The Horrible Truth About Transformers 4…

t4$1,087,404,423. That’s the horrible truth about Transformers Age of Extinction– the tenth most successful film at the all-time box office (notwithstanding adjustments for inflation). A film so poorly written and directed, so cynically produced, and yet so hugely popular with the global audience- if we consider the movie business to be just that, a business rather than an art form, then it has to be said that Transformers Age of Extinction  is a huge quantifiable success (and yes, further proof we truly get the films we deserve). That huge figure -yes, I’ll type that sum again, $1,087,404,423- doesn’t include satellite/cable sales or DVD/Blu-ray sales or indeed the merchandising, so the true tally that it earns Paramount and its partners is higher still.

I can understand the ‘wow’ factor of the ILM special effects for the first film or two, but getting into the fourth film, I’d have thought that the pull of those effects would have lessened somewhat, so what else could be getting all those bums on seats? A fresh and invigorating take on the series, bold writing, realistic characters and drama? Well, that’s hardly AOE. Is it rather the pull of the familiar, the masses killing their spare time with more of the same big and loud tedious nonsense? The relative ease marketing sequels rather than something new? The fourth film may have dropped the cast (the human ones at least) of the third film but that was, it turned out, a hollow, even cynical  promise of a fresh approach to the franchise- indeed it was really just more of the same tedious nonsense of the first three. Its all about the money, and if the first three films taught the studio anything, making a decent movie has nothing to do with making money at the box office. Make it simple. Make it loud.

In truth, there is something reassuring in the figures. AOE grossed slightly less than the third entry in the franchise worldwide (which totalled $1,123,794,079) but domestically in the US the drop was much more pronounced (Dark of the Moon‘s $352,390,543 versus AOE‘s $245,439,076) so there may be some Autobot fatigue settling in Stateside. What saved the fourth film was the foreign sales ($841,965,423, nearly 80% of the total gross) which indicates how important the global market is these days. It also indicates the foresight (or cynicism) of setting the last section of AOE in China- its more about selling the film than any artistic merit/reason in locating the film abroad. We may be soon getting more Hollywood epics featuring Aliens invading Asia or Europe rather than landing on the White House lawn.

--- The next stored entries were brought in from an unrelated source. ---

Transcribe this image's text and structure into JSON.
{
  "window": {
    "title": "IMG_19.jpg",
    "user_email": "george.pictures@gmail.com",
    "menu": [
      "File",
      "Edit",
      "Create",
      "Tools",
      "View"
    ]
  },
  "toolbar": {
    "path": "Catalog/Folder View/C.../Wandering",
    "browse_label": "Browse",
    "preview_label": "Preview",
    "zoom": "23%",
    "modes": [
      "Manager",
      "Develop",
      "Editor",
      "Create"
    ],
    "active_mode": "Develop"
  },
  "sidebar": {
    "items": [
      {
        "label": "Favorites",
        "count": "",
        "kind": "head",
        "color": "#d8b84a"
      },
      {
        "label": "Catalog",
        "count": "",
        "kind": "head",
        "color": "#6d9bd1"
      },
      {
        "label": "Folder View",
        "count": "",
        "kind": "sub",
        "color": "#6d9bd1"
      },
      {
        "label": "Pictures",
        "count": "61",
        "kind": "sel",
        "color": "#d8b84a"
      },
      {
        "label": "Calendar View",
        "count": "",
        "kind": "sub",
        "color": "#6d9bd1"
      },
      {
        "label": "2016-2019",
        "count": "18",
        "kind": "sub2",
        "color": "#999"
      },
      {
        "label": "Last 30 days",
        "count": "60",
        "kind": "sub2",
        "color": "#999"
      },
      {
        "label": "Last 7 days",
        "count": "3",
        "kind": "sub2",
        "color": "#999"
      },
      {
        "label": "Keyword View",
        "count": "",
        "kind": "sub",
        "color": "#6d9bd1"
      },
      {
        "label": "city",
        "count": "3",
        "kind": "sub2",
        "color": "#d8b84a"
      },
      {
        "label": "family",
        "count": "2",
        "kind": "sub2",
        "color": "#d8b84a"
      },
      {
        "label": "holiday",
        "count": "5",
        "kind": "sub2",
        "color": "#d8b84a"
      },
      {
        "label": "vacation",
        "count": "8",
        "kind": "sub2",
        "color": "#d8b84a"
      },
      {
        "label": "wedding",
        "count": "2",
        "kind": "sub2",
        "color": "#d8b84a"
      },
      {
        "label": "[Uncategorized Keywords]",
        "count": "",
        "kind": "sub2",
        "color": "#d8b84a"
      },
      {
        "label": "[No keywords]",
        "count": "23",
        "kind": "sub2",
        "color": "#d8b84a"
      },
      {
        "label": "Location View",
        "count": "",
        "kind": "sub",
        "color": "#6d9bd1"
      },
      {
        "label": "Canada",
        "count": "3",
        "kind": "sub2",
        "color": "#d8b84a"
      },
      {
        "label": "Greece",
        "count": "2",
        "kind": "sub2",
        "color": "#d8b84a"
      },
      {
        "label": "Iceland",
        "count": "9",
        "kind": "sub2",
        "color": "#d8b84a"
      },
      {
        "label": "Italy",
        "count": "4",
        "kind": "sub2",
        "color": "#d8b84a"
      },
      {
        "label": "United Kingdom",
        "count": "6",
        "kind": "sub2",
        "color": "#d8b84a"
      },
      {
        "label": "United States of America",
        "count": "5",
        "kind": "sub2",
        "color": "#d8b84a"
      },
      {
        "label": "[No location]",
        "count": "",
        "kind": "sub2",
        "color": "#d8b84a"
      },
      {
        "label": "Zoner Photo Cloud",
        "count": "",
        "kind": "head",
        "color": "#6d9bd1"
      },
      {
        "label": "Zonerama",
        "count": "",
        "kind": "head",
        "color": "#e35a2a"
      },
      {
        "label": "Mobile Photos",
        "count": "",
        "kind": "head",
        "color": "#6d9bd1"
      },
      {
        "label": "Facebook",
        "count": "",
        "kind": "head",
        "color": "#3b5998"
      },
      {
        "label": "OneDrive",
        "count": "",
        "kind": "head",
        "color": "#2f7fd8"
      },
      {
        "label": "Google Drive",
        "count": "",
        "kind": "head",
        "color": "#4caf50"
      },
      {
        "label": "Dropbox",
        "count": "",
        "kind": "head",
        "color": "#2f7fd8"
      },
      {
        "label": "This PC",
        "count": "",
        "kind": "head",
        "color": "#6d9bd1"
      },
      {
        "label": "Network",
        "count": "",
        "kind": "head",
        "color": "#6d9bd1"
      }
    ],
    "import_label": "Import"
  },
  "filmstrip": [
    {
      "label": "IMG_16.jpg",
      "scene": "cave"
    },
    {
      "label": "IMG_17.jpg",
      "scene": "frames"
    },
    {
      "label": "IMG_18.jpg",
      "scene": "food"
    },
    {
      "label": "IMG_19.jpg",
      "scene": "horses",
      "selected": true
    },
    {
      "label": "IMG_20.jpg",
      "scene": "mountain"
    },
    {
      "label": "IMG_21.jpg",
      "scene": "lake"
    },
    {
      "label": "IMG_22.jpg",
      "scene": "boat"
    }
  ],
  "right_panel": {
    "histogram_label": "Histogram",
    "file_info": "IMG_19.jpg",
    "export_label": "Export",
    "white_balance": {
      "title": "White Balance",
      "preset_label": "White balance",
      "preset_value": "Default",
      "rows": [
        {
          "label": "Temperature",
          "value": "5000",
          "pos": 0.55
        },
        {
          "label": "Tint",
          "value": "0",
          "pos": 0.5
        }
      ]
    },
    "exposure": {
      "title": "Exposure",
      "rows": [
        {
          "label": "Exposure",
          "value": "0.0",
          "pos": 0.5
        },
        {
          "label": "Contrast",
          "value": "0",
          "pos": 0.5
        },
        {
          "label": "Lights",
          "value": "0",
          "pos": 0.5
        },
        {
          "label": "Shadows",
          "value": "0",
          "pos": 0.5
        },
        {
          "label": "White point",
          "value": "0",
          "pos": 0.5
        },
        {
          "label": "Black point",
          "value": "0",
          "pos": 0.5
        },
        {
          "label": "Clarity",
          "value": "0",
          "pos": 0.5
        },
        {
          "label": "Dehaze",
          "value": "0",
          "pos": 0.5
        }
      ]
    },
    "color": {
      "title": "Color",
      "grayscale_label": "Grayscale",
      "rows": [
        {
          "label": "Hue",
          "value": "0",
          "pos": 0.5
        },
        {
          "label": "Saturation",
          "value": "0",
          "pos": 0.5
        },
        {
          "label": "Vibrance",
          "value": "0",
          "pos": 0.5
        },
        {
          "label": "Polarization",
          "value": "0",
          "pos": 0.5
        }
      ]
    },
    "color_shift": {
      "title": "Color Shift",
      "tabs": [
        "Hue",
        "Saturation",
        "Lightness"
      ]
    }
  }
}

The final horrible truth about AOE? That $1,087,404,423 makes a fifth film in the series inevitable.


8 thoughts on “The Horrible Truth About Transformers 4…

  1. The thing I find strangest is that it’s America who are getting wise to the whole not-very-good sequels thing — Pirates 4 also saw a downturn in the series’ fortunes at the US box office, but I think it was also their highest international gross yet.

    Us foreigners, eh — we’ve got no taste.

    1. Damn it. It was fun poking fun at dumb Middle America. Now it seems we’ve The Rest Of The World to blame.

      I wonder how weird a Transformers movie looks/sounds dubbed in Chinese anyway? Would it make any more sense?

      1. I read a piece back when it was in cinemas (wish I could remember where) which asserted that, between state-mandated cuts and dodgy dubbing, most Western movies make little sense in China. I think they were being factual rather than facetious, and their point was essentially that the nonsensicality of Transformers & co becomes a moot point when every (Western) movie is nonsensical.

  2. Hey,I wear a badge of pride that declares I have never seen any Transformers movie at the cinema. Although I would love to stand just inside the auditorium and see what manner of strange people DO pay to see these Bay Classics on the big screen. Likewise I’d love to be standing there when they crawl out afterwards to see what they thought of it. The image of hundreds of cinemagoers coming out whooping with big smiles on their faces after seeing a Transformers movie is pretty scary though… It’d be like losing whatever faith I’ve got left in Humanity.

      1. That’s what bugs me. I can understand the first film being a hit, those visual effects are extraordinary first time around, like seeing the dinosaurs in Jurrasic Park. But the second film was so bad (the worst of the series by some margin) and yet the series is so popular. Story, character, none of that stuff seems to matter. Bay must think he’s got the easiest directing gig in the world.